Вечный Грюнвальд
Шрифт:
Но обманулся бы тот, кто посчитал пейзаж Матери Польши идиллическим: ибо под крестносным панцером провалится земля, если бы неразумно вступил бы он на тело Матери Польши, предварительно не убив его. Потому-то и имеются у крестоносцев церстореры, которые, пересекая нашу границу, вгрызаются в плоть Матери Польши и травят ее некротическим ядом, так что отмирает плоть от границ, но отрастает наново, когда отбросим их после прекрасной контратаки лавой.
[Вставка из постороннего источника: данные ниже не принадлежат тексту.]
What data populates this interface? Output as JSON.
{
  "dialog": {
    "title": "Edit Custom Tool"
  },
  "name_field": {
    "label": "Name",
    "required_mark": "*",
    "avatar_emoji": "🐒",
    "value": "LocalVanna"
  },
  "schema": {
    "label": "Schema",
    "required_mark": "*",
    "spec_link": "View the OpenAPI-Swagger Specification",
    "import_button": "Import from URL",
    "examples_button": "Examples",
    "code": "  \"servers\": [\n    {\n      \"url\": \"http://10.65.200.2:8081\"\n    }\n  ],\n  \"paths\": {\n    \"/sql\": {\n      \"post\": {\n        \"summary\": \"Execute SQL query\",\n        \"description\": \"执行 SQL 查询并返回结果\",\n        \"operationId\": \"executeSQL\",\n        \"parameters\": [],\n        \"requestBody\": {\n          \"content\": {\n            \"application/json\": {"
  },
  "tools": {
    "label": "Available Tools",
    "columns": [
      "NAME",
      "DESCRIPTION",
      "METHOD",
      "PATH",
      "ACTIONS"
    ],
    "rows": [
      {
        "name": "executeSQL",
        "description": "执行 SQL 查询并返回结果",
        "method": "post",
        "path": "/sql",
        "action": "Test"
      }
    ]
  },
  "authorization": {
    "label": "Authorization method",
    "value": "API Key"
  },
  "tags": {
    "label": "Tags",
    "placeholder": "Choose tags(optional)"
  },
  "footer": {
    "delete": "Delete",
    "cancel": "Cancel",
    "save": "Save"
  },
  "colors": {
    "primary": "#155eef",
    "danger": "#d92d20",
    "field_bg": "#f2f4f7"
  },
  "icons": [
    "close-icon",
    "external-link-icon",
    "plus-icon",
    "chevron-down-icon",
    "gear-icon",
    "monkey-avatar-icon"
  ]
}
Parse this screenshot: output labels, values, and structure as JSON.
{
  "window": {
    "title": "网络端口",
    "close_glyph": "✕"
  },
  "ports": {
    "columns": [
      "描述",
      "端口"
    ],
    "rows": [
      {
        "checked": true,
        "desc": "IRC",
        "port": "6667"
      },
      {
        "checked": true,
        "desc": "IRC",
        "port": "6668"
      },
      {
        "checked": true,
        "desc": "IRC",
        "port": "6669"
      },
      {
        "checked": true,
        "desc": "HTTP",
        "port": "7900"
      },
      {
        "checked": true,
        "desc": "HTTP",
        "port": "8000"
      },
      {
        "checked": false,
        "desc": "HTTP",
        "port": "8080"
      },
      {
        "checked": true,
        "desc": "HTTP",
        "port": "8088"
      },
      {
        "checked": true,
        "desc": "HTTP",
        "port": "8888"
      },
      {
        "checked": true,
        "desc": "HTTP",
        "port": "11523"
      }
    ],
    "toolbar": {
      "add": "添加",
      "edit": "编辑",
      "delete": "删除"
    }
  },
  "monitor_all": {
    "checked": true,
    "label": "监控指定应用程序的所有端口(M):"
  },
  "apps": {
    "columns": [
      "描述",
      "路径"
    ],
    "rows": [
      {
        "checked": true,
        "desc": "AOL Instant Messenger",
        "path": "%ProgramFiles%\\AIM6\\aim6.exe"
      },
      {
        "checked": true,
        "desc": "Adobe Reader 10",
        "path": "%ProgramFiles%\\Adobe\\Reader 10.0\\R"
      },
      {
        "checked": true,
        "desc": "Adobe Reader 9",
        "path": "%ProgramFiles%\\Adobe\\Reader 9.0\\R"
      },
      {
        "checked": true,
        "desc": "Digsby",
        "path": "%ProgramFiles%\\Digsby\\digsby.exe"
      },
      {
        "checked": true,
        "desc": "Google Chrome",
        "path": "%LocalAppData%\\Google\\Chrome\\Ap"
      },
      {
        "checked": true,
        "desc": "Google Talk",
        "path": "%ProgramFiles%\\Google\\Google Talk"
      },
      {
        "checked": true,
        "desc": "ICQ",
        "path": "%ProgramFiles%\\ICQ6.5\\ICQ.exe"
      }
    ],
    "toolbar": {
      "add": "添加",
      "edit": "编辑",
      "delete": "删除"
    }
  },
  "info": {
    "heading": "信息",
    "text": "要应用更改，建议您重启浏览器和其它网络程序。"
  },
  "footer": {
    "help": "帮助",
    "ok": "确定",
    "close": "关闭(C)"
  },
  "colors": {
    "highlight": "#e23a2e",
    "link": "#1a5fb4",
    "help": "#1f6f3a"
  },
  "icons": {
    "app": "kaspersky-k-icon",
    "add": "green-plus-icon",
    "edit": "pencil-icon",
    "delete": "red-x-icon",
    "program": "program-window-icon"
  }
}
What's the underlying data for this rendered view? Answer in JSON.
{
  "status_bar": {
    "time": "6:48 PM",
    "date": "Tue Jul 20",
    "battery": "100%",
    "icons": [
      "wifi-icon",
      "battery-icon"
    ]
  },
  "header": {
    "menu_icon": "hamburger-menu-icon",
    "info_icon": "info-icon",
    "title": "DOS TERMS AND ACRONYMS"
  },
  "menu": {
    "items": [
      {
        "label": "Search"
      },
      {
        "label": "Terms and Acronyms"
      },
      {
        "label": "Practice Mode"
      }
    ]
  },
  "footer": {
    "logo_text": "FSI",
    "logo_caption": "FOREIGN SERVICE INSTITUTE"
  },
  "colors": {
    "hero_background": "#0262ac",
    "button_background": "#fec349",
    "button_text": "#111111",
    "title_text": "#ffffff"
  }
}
А на фоне все время играет шопеновское фортепиано, и никто уже не помнит, что его фамилия — французская, потому что никто уже не помнит о каких-либо французах, что вообще существовали какие-то французы, пожрали мы их, нет уже французов, нет уже евреев, нет русских, англичан, испанцев, никого нет.
И
И несмотря на такие вот различия, несмотря на полосу сожженной земли, что разделяет нас, несмотря на столько тысяч лет битвы, лет, которые никто уже и не считает, потому что не важны они, потому что время сделалось колесом, как когда-то у греков, только меньшим по размеру: колесом времени стал цикл "мобилизация — действие", дневной цикл и лунный цикл, определяющий менструальный цикл Матери Польши, и который преобразуется в самые крупные наступления и атаки, в перемещения границ, и мы уже не считаем лет и не записываем историю, а только ищем ее логику.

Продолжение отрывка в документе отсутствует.